Book section

Sun Cities: Thebes, Hattusha and Petra: A Landscape Story

2016. English

By
Juan Antonio Belmonte (author)
Summary
The sky is a very important component of the landscape that has been lost completely in our modern, overcrowded, and excessively illuminated, cities. However, this was not the case in the past. Astronomy did play a most relevant role in urban planning, especially in the organization of sacred spaces which were later surrounded by extensive civil urban areas. Today, archaeoastronomy approaches the minds of our ancestors studying the starry landscape and how it is printed in the terrain by the visualization and the orientation of sacred buildings. The sun was indeed the most important component of that celestial landscape and was the primary focus within a large set of very unique cultures of great historical significance. In particular, we will study and compare the case of three sun cities: Thebes (Belmonte et al. 2009, Belmonte 2012), Hattusha (González García and Belmonte 2011) and Petra (Belmonte et al. 2013), capitals of Egypt in the Middle and New Kingdoms, the Hittite Empire and the Nabataean Kingdom, respectively.

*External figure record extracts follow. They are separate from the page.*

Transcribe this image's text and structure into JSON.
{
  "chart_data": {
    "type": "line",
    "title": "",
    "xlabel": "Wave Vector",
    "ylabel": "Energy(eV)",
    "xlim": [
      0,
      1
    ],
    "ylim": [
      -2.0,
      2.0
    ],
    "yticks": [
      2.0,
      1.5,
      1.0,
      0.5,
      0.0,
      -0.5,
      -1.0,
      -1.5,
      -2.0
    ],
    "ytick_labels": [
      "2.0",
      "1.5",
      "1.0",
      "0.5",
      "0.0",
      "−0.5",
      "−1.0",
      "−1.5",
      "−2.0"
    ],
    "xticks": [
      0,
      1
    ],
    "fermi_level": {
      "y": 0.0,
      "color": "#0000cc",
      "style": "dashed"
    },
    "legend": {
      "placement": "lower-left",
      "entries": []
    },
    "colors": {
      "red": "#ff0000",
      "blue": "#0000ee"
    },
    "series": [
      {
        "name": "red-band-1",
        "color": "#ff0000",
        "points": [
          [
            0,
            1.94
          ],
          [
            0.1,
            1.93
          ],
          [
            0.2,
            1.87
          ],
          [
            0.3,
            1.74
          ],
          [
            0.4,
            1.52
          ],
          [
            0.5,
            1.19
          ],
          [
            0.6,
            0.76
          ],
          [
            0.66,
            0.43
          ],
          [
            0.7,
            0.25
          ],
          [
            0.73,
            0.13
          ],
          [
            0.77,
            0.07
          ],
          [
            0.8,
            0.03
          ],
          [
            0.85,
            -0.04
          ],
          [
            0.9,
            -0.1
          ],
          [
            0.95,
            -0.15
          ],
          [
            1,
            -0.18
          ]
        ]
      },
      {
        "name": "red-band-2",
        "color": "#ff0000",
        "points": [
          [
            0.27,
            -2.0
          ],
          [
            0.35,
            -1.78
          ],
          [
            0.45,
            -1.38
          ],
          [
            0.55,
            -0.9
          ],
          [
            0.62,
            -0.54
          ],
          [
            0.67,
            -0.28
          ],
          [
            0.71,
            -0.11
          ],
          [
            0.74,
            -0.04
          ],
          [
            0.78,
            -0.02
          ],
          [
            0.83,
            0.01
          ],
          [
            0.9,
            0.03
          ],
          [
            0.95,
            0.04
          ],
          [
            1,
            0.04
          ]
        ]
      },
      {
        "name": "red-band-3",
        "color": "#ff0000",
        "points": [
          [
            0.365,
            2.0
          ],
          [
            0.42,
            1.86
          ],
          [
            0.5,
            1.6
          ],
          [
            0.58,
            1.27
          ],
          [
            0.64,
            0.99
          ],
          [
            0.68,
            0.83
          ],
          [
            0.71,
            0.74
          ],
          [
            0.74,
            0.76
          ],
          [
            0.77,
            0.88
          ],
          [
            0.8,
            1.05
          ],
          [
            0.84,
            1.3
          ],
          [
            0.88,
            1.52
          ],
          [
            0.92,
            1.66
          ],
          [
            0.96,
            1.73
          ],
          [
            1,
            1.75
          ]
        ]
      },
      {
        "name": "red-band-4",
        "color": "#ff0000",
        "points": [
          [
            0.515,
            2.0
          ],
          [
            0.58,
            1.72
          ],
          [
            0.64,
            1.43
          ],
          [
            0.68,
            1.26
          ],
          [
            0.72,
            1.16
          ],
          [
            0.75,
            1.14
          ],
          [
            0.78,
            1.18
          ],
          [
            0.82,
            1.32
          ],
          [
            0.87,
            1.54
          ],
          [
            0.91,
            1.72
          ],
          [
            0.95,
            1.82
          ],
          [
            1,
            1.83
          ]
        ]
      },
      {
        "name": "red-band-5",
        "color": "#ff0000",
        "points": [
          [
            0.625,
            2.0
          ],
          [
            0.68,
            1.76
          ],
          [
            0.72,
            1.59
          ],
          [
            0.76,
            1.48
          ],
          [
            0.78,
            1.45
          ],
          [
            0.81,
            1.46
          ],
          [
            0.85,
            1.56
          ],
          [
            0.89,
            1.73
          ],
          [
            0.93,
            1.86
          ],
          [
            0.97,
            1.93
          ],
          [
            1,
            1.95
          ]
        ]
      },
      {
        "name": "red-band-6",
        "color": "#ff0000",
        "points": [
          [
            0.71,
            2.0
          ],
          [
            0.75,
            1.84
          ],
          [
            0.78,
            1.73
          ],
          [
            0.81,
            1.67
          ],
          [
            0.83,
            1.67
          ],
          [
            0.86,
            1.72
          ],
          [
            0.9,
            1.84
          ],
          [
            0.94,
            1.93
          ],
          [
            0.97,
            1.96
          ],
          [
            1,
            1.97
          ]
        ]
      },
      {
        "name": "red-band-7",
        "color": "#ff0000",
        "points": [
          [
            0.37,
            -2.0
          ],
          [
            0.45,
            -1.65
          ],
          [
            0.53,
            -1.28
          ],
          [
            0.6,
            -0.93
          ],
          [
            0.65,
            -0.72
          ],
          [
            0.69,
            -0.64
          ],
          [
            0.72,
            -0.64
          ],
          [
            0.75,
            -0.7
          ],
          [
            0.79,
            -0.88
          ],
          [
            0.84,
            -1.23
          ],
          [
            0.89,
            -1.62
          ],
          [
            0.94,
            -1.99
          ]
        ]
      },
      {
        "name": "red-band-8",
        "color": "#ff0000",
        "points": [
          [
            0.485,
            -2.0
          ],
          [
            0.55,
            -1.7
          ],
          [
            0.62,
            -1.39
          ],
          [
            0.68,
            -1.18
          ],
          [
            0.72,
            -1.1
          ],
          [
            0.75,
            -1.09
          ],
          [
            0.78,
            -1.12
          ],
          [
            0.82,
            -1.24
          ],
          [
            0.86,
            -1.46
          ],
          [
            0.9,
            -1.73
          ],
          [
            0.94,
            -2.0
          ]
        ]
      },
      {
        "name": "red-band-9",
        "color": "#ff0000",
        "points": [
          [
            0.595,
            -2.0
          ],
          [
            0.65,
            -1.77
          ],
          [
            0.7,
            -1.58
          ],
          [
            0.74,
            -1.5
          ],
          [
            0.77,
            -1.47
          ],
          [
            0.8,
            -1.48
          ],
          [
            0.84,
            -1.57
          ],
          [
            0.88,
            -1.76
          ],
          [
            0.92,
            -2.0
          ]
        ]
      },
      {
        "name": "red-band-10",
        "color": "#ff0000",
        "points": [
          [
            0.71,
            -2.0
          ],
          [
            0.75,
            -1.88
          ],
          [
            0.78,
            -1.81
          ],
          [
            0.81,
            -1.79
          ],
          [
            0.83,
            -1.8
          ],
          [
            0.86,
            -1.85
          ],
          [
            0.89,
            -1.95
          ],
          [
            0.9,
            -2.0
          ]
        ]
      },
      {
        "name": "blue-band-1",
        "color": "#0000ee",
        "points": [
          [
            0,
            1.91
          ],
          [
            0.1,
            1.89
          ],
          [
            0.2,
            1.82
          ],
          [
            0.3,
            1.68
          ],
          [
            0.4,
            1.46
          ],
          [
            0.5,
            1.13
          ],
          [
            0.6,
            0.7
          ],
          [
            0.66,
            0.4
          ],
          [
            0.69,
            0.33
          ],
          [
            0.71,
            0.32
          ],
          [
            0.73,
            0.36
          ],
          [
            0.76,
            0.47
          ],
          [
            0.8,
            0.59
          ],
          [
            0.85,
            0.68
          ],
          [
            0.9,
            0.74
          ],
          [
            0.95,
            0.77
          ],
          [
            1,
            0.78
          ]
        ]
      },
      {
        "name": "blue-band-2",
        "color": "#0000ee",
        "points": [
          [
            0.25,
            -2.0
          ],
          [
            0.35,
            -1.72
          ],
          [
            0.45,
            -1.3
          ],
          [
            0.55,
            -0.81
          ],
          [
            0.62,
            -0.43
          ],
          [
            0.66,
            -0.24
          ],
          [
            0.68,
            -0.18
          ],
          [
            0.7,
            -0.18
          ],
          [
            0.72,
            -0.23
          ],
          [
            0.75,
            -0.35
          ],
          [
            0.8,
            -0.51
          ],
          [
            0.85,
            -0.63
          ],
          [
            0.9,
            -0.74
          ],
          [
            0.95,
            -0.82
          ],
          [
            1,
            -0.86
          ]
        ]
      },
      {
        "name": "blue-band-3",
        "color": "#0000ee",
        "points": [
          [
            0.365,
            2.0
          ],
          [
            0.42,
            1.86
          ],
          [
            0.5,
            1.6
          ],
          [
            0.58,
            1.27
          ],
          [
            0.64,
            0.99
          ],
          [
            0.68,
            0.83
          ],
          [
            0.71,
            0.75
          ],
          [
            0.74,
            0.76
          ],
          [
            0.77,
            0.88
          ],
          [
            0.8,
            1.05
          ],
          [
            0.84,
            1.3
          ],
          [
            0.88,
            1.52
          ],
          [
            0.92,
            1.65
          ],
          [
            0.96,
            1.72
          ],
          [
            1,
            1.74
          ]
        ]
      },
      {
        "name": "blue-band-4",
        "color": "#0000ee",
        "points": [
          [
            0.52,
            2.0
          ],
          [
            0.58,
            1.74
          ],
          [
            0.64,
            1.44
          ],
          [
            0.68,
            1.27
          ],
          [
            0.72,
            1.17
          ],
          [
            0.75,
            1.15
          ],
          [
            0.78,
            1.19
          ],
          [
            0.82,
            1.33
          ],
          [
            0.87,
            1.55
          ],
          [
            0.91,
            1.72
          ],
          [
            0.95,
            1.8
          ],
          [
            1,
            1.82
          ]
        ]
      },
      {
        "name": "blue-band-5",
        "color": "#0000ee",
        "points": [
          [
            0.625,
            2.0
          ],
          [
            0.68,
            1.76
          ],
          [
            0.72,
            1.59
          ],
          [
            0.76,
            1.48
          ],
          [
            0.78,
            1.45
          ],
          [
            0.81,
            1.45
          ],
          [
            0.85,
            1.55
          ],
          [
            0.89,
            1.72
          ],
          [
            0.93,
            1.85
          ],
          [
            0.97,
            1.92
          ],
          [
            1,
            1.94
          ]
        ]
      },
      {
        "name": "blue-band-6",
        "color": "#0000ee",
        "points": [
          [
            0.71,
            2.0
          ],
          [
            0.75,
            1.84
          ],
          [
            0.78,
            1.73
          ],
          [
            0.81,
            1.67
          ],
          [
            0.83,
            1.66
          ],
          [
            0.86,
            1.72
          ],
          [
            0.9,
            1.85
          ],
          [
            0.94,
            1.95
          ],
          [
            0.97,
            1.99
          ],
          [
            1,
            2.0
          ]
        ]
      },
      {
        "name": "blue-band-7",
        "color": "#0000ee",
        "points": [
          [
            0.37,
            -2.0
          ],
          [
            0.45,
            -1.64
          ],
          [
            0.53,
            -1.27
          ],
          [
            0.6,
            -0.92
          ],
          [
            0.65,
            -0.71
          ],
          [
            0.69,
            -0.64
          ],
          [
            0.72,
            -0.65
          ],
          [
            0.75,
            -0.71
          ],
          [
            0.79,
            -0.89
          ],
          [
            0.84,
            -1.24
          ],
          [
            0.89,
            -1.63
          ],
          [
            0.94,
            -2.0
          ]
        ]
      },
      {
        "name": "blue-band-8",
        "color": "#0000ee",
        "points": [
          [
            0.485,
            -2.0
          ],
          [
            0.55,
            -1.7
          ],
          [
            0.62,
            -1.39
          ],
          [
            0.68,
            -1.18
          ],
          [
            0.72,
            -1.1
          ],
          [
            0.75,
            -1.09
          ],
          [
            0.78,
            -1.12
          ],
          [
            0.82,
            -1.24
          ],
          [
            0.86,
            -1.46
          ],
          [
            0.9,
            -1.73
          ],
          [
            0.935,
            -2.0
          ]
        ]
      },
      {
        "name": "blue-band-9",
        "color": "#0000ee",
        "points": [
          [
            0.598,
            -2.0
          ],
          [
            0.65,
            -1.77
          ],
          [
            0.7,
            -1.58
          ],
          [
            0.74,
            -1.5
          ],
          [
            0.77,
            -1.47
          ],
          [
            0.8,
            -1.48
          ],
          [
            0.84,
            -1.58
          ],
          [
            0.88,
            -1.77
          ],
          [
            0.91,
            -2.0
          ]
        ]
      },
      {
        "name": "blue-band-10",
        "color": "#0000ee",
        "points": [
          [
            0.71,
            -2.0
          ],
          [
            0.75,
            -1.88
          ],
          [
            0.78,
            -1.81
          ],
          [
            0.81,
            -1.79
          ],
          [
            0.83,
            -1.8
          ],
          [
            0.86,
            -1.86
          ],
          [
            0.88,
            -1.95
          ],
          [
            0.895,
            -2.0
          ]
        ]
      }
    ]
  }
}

We will briefly discuss each of these cultures and will scrutinize their capital cities, showing how their strategic geographical position and orography were of key importance, but also how solar observation, and related hierophanies, played a most relevant role in the orientation and location of some of their most significant monuments. In particular, we will focus on the great temple of Amun-Ra in Karnak, Temple 1 in Hattusha ?presumably devoted to the Solar Goddess of Arinna?, and the "Monastery" at Petra, among others.
Keywords
Egyptian Astronomy. Hittites. Nabataean. Ancient calendars.